Jeffrey Sachs, director de Sustainable Development Solutions Network sostiene que «los gobiernos o las empresas no estarán lo suficientemente interesados hasta que no haya una gran demanda civil que clame porque el objetivo de nuestras sociedades sea el desarrollo sostenible en todas sus dimensiones. Esto sólo será posible si la gente conoce los ODS y cómo integrarlos en su vida diaria». La sociedad civil tiene instrumentos a su alcance para que su voz sea tenida en cuenta. Desde el activismo (personificado estos días en Greta Thunberg) a su voto, pasando por la práctica de un consumo ético y responsable.

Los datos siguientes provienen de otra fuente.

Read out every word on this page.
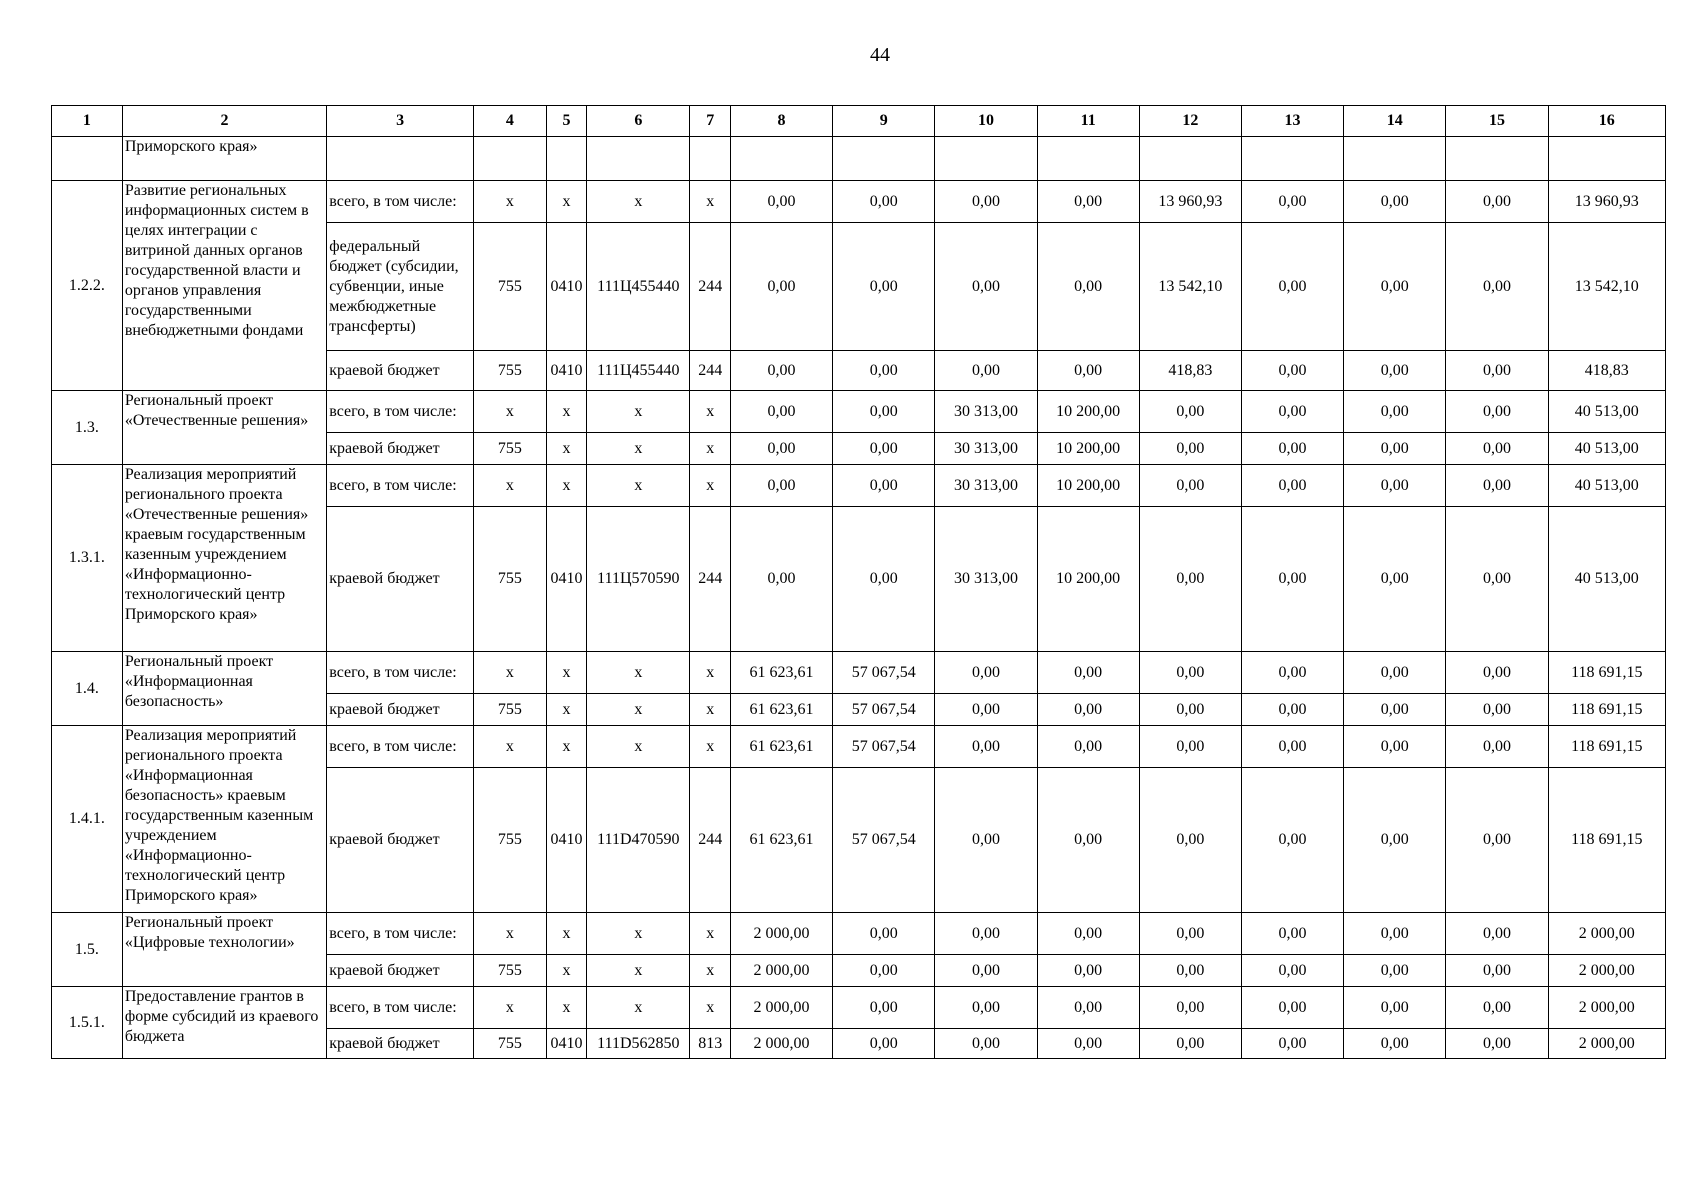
44
1	2	3	4	5	6	7	8	9	10	11	12	13	14	15	16
	Приморского края»														
1.2.2.	Развитие региональных информационных систем в целях интеграции с витриной данных органов государственной власти и органов управления государственными внебюджетными фондами	всего, в том числе:	х	х	х	х	0,00	0,00	0,00	0,00	13 960,93	0,00	0,00	0,00	13 960,93
		федеральный бюджет (субсидии, субвенции, иные межбюджетные трансферты)	755	0410	111Ц455440	244	0,00	0,00	0,00	0,00	13 542,10	0,00	0,00	0,00	13 542,10
		краевой бюджет	755	0410	111Ц455440	244	0,00	0,00	0,00	0,00	418,83	0,00	0,00	0,00	418,83
1.3.	Региональный проект «Отечественные решения»	всего, в том числе:	х	х	х	х	0,00	0,00	30 313,00	10 200,00	0,00	0,00	0,00	0,00	40 513,00
		краевой бюджет	755	х	х	х	0,00	0,00	30 313,00	10 200,00	0,00	0,00	0,00	0,00	40 513,00
1.3.1.	Реализация мероприятий регионального проекта «Отечественные решения» краевым государственным казенным учреждением «Информационно-технологический центр Приморского края»	всего, в том числе:	х	х	х	х	0,00	0,00	30 313,00	10 200,00	0,00	0,00	0,00	0,00	40 513,00
		краевой бюджет	755	0410	111Ц570590	244	0,00	0,00	30 313,00	10 200,00	0,00	0,00	0,00	0,00	40 513,00
1.4.	Региональный проект «Информационная безопасность»	всего, в том числе:	х	х	х	х	61 623,61	57 067,54	0,00	0,00	0,00	0,00	0,00	0,00	118 691,15
		краевой бюджет	755	х	х	х	61 623,61	57 067,54	0,00	0,00	0,00	0,00	0,00	0,00	118 691,15
1.4.1.	Реализация мероприятий регионального проекта «Информационная безопасность» краевым государственным казенным учреждением «Информационно-технологический центр Приморского края»	всего, в том числе:	х	х	х	х	61 623,61	57 067,54	0,00	0,00	0,00	0,00	0,00	0,00	118 691,15
		краевой бюджет	755	0410	111D470590	244	61 623,61	57 067,54	0,00	0,00	0,00	0,00	0,00	0,00	118 691,15
1.5.	Региональный проект «Цифровые технологии»	всего, в том числе:	х	х	х	х	2 000,00	0,00	0,00	0,00	0,00	0,00	0,00	0,00	2 000,00
		краевой бюджет	755	х	х	х	2 000,00	0,00	0,00	0,00	0,00	0,00	0,00	0,00	2 000,00
1.5.1.	Предоставление грантов в форме субсидий из краевого бюджета	всего, в том числе:	х	х	х	х	2 000,00	0,00	0,00	0,00	0,00	0,00	0,00	0,00	2 000,00
		краевой бюджет	755	0410	111D562850	813	2 000,00	0,00	0,00	0,00	0,00	0,00	0,00	0,00	2 000,00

Informar, formar, sensibilizar

Coincidiendo con la Huelga mundial por el Clima, la Semana de alto nivel de las Naciones Unidas y la campaña ODSéate del Alto Comisionado para la Agenda 2030, es el momento de plantearse cómo hacer llegar a la ciudadanía la hoja de ruta que suponen los Objetivos de Desarrollo Sostenible.  Y cómo motivar y lograr que las personas se apropien de ellos incorporándolos a todas las facetas de sus vidas. Como también decía el secretario general de la ONU- António Guterres- en una reciente entrevista al periódico El País, “Los objetivos son muy difíciles, pero posibles, lo que necesitamos es voluntad política”. “Antes o después los Gobiernos siguen a la opinión pública, en todos los lugares del mundo”. Pero esa opinión pública ha de estar informada, concienciada, convertirse en una masa crítica que responda de forma contundente a la emergencia climática en la que nos encontramos ahora.

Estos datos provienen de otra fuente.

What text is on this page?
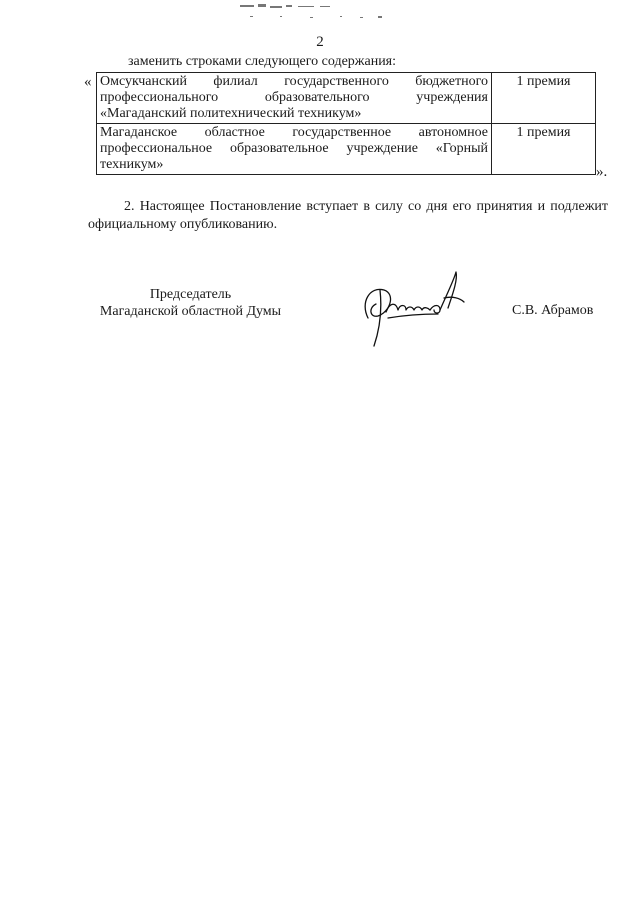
2
заменить строками следующего содержания:
« Омсукчанский филиал государственного бюджетного профессионального образовательного учреждения «Магаданский политехнический техникум»	1 премия
Магаданское областное государственное автономное профессиональное образовательное учреждение «Горный техникум»	1 премия
».
2. Настоящее Постановление вступает в силу со дня его принятия и подлежит официальному опубликованию.
Председатель
Магаданской областной Думы	С.В. Абрамов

En España, el informe de progreso de la implementación de la Agenda 2030 en nuestro país, presenta como una de las medidas transformadoras, la comunicación de la agenda entre los distintos actores de la sociedad civil. En el Plan de Implementación de la Agenda 2030 presentado ante la ONU en 2018, el gobierno se marcaba un objetivo muy ambicioso: En 2020, el 100% de la ciudadanía española conocerá la Agenda 2030 y estarán sensibilizados sobre el alcance de las transformaciones que conlleva. A un año de cumplirse el plazo y pese a que se han realizado acciones exitosas como la campaña #ODSéate, hace falta intensificar los esfuerzos y elaborar estrategias que llevan ligadas partidas presupuestarias para que puedan hacerse realidad.

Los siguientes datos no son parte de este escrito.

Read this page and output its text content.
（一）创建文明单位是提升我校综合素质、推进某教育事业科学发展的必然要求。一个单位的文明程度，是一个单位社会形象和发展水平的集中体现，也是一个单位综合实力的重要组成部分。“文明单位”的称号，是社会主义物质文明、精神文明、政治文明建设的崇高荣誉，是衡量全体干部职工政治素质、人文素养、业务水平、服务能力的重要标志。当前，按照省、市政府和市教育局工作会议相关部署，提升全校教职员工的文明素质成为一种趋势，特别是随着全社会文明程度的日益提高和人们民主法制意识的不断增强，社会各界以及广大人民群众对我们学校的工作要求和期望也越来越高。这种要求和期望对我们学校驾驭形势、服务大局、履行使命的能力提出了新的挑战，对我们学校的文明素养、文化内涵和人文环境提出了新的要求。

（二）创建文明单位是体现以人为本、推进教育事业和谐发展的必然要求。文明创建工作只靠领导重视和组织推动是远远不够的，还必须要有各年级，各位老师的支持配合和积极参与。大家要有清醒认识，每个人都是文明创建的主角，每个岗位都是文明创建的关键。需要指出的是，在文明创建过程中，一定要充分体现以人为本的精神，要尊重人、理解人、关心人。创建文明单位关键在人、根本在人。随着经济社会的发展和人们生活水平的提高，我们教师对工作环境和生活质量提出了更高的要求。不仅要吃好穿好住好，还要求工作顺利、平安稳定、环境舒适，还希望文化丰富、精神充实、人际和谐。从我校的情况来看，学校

En mi experiencia desde 2016 realizando capacitación en ODS en el sector educativo y cultural, me he encontrado con empleados públicos a cargo de la formación del profesorado en centros provinciales o regionales que tienen que convencer, persuadir y justificar para que este tipo de capacitación salga adelante. A docentes de centros escolares concertados, públicos y privados que sacan adelante iniciativas relacionadas con el desarrollo sostenible ejerciendo como voluntarios en su tiempo libre. O a gestores culturales convencidos de que son un elemento clave para los ODS, pero cansados de tener que argumentar una y otra vez el por qué de la importancia del binomio cultura y sostenibilidad. Y aunque conocemos ejemplos inspiradores, cada día más, si queremos que en 2025 el 100% de los alumnos, docentes, empleados públicos y ciudadanos estén formados y sensibilizados en la Agenda 2030, se necesita aterrizar las palabras, planificar las acciones y respaldarlas económicamente.